少し楽観的過ぎる息子に呆れつつも、その気持ちだけは嬉しいものだった。
「そうだね。お前が助けておやり。初対面で年下の癖に女を口説くなんて十年早いけどね」
軽く額を細い指先で弾くと、大仰に仰け反る。
「え、口説いてねーよ。事実しか言ってねーじゃん」
本気で心外だといわんばかりの顔をしている。正気か、とつっこみそうになったのは、少年のせいで間違いない。
「……」
「母ちゃん。頭痛か? 薬手許にあったかな」
誰のせいだ、と言う前に何かとてもおかしくなってしまって、思わず笑い声が漏れる。
「まあ、いいさ。本人の気持ち次第だろうけど、叶うなら、助けてやりな」
まだ母の身長には届かない。

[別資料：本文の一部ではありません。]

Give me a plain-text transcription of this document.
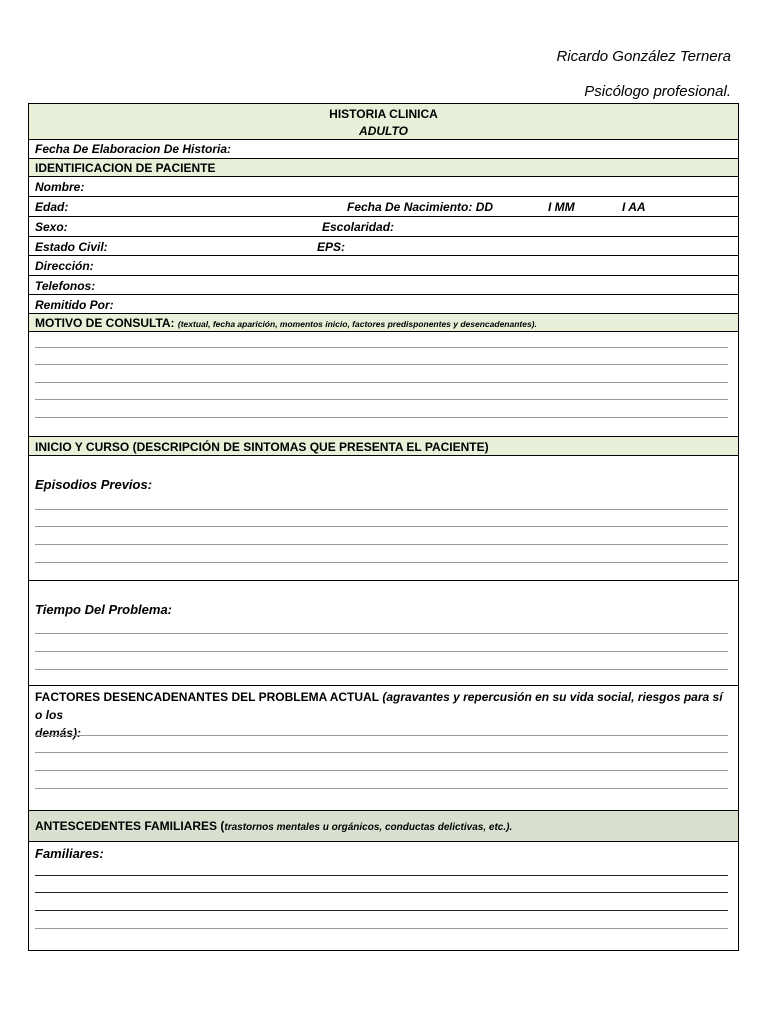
Ricardo González Ternera
Psicólogo profesional.
HISTORIA CLINICA
ADULTO
Fecha De Elaboracion De Historia:
IDENTIFICACION DE PACIENTE
Nombre:
Edad:	Fecha De Nacimiento: DD	I MM	I AA
Sexo:	Escolaridad:
Estado Civil:	EPS:
Dirección:
Telefonos:
Remitido Por:
MOTIVO DE CONSULTA: (textual, fecha aparición, momentos inicio, factores predisponentes y desencadenantes).
INICIO Y CURSO (DESCRIPCIÓN DE SINTOMAS QUE PRESENTA EL PACIENTE)
Episodios Previos:
Tiempo Del Problema:
FACTORES DESENCADENANTES DEL PROBLEMA ACTUAL (agravantes y repercusión en su vida social, riesgos para sí o los
demás):
ANTESCEDENTES FAMILIARES (trastornos mentales u orgánicos, conductas delictivas, etc.).
Familiares:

そっと頭を撫でると、懐かしい匂いが風に揺れた気がして、母は目を細めた。
その母の表情の意味は、少年にはまだ判らない。ただ、普段はのほほんとしたところのある母が、苦しむ女を見る度に力のこもった目をするとき、母を守りたいという気持ちが強まることを自覚している。まだ幼い自分に出来ることは多くはない。ならば、手の届くところから、出来ることから、少しずつやっていくほかはなかった。
「母ちゃん、俺が守るよ」
声に出さずに、心の中でそっと誓った少年の背を、風がそっと撫でていった。
あのあと裏ではこんなことがあったのでした。